Morgan formulated the chromosome theory of linkage according to which:
a. Genes lie in a linear order in the chromosomes.
b. The genes that are linked, stay on the same chromosome.
c. The distance between the linked genes in the chromosome determines the strength of linkage. The closer the genes are located, stronger is the linkage.
Linkage is of two types – complete and incomplete linkage.
a. Complete Linkage:
When the genes are very close to each other they have no chance of separation from each other and are always transmitted together, generation to generation. The genes are then called linked genes and the phenomenon of inheritance of completely linked genes is called complete linkage.
b. Incomplete Linkage:
The genes that are located far away from each other show a tendency to separate during meiotic prophase by crossing over. These genes are known as incompletely linked genes and this phenomenon of inheritance is called incomplete linkage.

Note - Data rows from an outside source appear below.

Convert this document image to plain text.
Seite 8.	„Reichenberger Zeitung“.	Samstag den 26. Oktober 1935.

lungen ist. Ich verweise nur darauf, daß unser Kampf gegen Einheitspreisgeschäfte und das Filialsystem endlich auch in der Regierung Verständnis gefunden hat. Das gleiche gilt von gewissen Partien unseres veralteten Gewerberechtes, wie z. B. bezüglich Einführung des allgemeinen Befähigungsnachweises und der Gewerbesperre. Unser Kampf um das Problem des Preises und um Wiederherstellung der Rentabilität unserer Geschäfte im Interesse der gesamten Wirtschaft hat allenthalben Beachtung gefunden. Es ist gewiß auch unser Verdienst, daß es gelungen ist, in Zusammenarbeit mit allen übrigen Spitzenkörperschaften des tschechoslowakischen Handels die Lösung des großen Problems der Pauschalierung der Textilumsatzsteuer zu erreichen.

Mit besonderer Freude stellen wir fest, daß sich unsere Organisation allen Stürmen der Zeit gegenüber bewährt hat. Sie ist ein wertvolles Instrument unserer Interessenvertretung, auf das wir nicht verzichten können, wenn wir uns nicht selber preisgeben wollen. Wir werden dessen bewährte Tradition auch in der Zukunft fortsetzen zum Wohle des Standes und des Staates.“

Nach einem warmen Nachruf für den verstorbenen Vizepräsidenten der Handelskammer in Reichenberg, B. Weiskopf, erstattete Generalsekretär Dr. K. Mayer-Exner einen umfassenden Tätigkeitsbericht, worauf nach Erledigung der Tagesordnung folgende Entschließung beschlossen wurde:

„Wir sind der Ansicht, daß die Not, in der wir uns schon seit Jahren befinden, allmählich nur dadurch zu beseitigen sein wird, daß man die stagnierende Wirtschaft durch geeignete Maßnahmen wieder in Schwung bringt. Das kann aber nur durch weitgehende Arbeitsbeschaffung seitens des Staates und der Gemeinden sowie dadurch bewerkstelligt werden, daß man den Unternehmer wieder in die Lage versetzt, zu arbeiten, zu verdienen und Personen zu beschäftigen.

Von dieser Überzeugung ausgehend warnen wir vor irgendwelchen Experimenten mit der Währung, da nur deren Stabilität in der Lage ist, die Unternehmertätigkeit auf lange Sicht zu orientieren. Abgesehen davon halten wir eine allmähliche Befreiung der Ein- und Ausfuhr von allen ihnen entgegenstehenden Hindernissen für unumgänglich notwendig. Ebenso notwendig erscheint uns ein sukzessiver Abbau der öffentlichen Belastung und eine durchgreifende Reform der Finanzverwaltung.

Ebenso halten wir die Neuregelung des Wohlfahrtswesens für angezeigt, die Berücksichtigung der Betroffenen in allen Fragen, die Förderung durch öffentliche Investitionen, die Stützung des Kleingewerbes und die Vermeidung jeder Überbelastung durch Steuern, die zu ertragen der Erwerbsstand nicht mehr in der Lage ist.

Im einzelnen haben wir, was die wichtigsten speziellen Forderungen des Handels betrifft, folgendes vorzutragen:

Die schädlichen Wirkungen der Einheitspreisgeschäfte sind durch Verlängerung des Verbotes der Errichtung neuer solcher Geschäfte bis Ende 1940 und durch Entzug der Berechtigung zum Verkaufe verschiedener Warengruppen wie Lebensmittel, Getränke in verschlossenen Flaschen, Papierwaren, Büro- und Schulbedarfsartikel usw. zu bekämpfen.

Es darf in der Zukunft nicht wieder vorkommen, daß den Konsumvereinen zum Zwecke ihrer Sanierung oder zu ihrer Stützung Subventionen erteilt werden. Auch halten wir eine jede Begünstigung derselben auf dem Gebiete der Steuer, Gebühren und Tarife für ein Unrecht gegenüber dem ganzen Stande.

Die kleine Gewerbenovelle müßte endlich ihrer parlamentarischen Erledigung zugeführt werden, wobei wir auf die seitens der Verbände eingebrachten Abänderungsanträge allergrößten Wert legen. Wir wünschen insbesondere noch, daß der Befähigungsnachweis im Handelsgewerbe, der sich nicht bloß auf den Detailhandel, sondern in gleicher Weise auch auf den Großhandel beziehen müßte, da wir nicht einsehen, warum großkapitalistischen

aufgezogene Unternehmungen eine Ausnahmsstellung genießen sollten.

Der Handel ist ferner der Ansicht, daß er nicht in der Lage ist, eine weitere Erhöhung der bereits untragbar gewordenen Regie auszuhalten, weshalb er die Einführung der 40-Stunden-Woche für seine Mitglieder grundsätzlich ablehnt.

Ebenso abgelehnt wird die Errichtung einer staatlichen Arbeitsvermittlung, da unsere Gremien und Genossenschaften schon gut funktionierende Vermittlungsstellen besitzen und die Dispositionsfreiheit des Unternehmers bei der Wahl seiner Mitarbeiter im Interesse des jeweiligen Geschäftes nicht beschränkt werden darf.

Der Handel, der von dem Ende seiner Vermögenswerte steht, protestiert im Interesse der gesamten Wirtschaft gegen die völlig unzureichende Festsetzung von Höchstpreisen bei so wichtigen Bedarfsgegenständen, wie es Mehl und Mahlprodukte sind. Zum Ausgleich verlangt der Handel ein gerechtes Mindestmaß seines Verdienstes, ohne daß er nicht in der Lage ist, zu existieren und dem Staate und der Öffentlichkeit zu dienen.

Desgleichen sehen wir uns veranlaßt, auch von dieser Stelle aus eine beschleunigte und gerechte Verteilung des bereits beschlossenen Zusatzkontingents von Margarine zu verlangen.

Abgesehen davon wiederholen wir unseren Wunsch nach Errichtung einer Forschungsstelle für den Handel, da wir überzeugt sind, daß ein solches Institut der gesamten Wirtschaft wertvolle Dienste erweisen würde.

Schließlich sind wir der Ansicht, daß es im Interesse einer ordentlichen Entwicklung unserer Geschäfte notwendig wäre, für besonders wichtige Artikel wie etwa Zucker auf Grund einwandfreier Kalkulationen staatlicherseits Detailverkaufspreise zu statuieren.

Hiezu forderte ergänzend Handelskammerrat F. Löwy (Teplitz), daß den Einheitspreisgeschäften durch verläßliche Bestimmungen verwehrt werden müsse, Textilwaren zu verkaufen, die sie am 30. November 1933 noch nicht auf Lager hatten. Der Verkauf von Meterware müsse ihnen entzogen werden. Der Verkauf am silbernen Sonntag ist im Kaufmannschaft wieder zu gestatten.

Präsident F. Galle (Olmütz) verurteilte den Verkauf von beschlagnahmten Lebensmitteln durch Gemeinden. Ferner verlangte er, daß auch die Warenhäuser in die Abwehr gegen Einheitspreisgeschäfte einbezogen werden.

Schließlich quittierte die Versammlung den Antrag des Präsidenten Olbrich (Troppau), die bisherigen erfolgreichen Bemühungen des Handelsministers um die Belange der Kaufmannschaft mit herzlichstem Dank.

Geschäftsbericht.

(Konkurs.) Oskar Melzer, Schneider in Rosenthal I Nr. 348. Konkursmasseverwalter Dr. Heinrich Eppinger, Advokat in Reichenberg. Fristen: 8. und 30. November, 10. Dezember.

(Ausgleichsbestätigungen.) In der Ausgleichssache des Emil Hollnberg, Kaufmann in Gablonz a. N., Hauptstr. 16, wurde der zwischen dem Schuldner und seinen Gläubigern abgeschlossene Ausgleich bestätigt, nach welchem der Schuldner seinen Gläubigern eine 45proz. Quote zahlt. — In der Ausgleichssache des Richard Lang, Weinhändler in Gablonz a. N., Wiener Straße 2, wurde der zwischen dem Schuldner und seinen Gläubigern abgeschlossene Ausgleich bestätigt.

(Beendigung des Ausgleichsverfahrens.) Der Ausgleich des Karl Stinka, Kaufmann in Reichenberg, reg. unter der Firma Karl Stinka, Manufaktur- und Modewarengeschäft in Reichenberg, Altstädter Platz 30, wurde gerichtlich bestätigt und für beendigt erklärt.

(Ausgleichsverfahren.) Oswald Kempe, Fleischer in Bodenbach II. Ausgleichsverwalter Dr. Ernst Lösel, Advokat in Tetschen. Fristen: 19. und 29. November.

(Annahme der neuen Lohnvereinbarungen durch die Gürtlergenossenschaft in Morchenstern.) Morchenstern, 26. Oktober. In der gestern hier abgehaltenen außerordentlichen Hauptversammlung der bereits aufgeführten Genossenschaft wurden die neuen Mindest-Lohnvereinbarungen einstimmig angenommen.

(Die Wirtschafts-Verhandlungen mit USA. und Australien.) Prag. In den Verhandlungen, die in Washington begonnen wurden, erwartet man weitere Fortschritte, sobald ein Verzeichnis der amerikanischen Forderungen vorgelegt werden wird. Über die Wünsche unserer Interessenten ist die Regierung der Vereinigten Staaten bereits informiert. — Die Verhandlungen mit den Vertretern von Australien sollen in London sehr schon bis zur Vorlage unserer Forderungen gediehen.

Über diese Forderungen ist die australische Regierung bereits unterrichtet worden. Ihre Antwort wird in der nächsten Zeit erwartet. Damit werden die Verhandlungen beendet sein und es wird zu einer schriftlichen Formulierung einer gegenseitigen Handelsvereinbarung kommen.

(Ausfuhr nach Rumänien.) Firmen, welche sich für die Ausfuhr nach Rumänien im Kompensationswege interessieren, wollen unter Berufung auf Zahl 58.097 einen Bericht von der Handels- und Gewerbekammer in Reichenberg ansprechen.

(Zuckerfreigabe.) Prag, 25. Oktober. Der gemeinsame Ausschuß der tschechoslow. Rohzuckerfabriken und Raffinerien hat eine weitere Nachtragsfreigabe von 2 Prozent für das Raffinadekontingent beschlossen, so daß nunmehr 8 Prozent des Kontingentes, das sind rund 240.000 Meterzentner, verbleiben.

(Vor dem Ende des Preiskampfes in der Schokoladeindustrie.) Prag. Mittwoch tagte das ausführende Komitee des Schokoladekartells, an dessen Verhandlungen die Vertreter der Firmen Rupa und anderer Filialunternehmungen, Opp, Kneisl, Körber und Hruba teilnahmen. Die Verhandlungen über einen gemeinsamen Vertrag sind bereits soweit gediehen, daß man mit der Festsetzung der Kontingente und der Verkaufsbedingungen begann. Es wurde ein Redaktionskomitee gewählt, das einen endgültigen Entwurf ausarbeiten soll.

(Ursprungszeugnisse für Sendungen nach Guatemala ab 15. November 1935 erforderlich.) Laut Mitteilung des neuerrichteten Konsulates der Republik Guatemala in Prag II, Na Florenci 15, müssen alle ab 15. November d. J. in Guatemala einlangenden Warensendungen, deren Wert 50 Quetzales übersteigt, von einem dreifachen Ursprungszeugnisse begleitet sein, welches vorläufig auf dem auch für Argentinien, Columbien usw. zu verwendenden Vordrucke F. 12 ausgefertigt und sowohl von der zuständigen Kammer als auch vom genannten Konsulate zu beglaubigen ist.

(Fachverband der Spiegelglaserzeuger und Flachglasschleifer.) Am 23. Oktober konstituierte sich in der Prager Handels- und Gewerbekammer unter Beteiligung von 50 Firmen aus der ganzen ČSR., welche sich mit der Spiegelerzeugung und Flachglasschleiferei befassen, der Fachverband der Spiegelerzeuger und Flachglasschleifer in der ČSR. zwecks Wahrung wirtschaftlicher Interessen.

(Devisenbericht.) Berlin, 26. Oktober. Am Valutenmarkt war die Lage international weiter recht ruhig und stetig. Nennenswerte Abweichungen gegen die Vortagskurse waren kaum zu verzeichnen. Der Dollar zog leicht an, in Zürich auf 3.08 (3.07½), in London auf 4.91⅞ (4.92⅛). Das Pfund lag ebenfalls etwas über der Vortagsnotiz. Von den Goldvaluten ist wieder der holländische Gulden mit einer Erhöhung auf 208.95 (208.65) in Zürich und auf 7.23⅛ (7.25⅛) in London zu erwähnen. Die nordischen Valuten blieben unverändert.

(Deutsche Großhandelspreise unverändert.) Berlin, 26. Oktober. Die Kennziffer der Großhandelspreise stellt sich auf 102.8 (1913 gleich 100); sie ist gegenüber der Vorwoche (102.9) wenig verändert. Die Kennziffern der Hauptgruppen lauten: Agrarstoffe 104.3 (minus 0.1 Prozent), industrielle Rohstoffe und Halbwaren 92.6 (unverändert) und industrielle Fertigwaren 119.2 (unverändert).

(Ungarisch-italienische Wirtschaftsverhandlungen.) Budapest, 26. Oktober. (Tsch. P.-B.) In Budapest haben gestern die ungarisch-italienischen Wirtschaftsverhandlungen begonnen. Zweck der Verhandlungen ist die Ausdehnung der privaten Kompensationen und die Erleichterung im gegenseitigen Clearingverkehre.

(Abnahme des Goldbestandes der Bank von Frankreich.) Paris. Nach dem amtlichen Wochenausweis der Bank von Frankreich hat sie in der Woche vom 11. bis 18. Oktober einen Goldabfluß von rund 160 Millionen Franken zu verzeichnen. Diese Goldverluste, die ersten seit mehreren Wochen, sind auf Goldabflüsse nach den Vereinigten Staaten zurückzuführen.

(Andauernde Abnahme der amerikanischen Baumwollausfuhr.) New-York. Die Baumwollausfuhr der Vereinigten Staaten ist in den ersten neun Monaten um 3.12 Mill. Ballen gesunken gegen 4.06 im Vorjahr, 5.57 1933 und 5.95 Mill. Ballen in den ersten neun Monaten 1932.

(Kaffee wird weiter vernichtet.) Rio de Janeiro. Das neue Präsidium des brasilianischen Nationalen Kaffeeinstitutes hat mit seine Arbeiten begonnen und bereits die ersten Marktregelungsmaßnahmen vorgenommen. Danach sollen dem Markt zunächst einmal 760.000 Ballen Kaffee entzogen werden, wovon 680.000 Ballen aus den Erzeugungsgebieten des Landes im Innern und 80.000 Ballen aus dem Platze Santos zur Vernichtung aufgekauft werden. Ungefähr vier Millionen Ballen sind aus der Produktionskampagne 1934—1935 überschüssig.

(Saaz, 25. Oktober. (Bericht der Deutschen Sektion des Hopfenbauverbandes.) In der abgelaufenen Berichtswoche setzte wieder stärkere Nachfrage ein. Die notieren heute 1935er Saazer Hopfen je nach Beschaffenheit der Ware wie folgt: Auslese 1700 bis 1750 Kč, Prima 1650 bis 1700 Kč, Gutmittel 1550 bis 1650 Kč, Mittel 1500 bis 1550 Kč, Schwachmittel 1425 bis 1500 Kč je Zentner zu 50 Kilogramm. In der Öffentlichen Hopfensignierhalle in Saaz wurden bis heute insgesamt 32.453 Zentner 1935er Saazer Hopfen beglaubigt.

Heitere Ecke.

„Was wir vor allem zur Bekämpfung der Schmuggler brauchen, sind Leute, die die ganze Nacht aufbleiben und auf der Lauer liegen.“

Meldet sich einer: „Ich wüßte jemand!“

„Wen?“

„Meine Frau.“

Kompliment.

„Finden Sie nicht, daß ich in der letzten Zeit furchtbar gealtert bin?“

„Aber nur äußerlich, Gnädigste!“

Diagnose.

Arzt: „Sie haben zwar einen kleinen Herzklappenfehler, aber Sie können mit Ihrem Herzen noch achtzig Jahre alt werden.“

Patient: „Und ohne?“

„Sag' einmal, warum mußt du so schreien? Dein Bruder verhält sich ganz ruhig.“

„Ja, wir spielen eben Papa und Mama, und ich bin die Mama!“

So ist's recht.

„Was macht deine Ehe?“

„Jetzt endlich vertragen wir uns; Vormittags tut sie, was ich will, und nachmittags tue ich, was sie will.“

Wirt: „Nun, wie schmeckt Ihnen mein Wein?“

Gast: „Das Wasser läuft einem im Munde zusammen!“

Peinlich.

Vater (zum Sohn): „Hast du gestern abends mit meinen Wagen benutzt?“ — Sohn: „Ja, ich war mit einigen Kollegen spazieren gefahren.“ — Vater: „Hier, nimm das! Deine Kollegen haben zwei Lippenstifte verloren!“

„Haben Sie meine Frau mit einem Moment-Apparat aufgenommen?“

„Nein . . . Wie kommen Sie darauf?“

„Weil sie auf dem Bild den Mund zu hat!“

Incomplete linkage was demonstrated by Bateson and Punnett in Sweet pea. They crossed a dominant Sweet pea plant homozygous for blue flowers and long pollen (BBLL) with a double recessive plant homozygous for red flowers and round pollen grains (bbll).
The F1 were heterozygous for blue flowers and long pollen grains (BbLl). When the F1 hybrid was test crossed with a double recessive parent (bbll), instead of the normal 1:1:1:1, an unexpected phenotypic ratio of 7:1:1:7 was obtained (Fig 3).
When independent assortment takes place, the frequency of the four F2 phenotypes is 25% each, with the parental types equal to 50% and the recombinants equal to 50%. In Sweet pea, the parental types accounted to 87.4% and the recombinant to 12.6%. This shows that the genes do not assort independently and that they are linked.
It may be concluded that since new combinations or recombinants are produced, linkage is incomplete and crossing over has occurred. If the genes were completely linked, the frequency for recombinants would have been zero per cent. (Table 1).
Crossing over is the mutual exchange of segments between non-sister chromatids of homologous chromosomes. The chromatids in which crossing over has occurred are called crossovers or recombinants and the chromatids that remain intact are called non- crossovers or parental chromatids (Fig. 4).
The process of crossing over occurs by a mechanism called the breakage and reunion theory by Darlington. It comprises of four steps – synapsis, tetrad formation, exchange of chromatids and disjunction.
a. Synapsis:
The pairing of homologous chromosomes during prophase of meiosis I is called synapsis. Synaptic forces attract the homologous chromosomes and bring them close together. The paired homologous chromosomes are called bivalents.
b. Tetrad Formation:
The chromatids of each bivalent slightly separate and become visible and this group of four chromatids is called a tetrad- Crossing over occurs in the four stranded stage.
c. Exchange of Segments or Crossing Over:
Adjacent non-sister chromatids break at homologous sites and mutually exchange small segments and rejoin. The crossing of two chromatids is called chiasma formation and the resultant cross is called chiasma or chiasmata.
d. Disjunction:
After crossing over is completed, the synaptic forces end and the homologous chromosomes move apart. The chiasma moves in a zipper like fashion towards the end of the tetrad. The movement of chiasma is called terminalisation.
Types of Crossing Over:
Crossing over may be of the following types – single, double and multiple, according to the number of points at which it occurs.
a. Single Crossing Over:
When only one chiasma occurs, it is called single crossing over. It produces two non-crossover chromatids and two crossover chromatids (Fig. 5).
b. Double Crossing Over:
When the crossing over occurs at two points in the same chromosome pair it is called double crossing over. It produces four crossovers. It may be reciprocal or complementary.
i. Reciprocal double crossing over takes place between two non-sister chromatids and produces two crossover and two non-crossover chromatids like the single crossing over (Fig. 6).
ii. Complementary crossing over is when both the chromatids taking part in the second chiasma are different from those involved in the first chiasma. It produces four crossovers but no non-crossovers. In complementary crossover, all four chromatids are involved.
c. Multiple Crossing Over:
When crossing over occurs at three, four or more points in the same chromosome pair they are called triple, quadruple or multiple crossing over. The number of chiasmata formed depends on the length of the chromosome. Also, each chromosome within a species has a characteristic number of chiasmata. The further apart, two genes are located on a chromosome, greater the opportunity for a chiasma to occur between them.
Significance of Crossing Over:
Crossing over is a natural phenomenon seen in living organisms and practically in all higher plants and animals.
The significance of crossing over is as follows:
a. It introduces new combinations of traits during sexual reproduction which may prove helpful in a changed environment.
b. The variation introduced are the raw materials for evolution and the formation of new species.
c. The frequency of crossing over helps in mapping of chromosomes, which determines the location of specific genes on the chromosomes.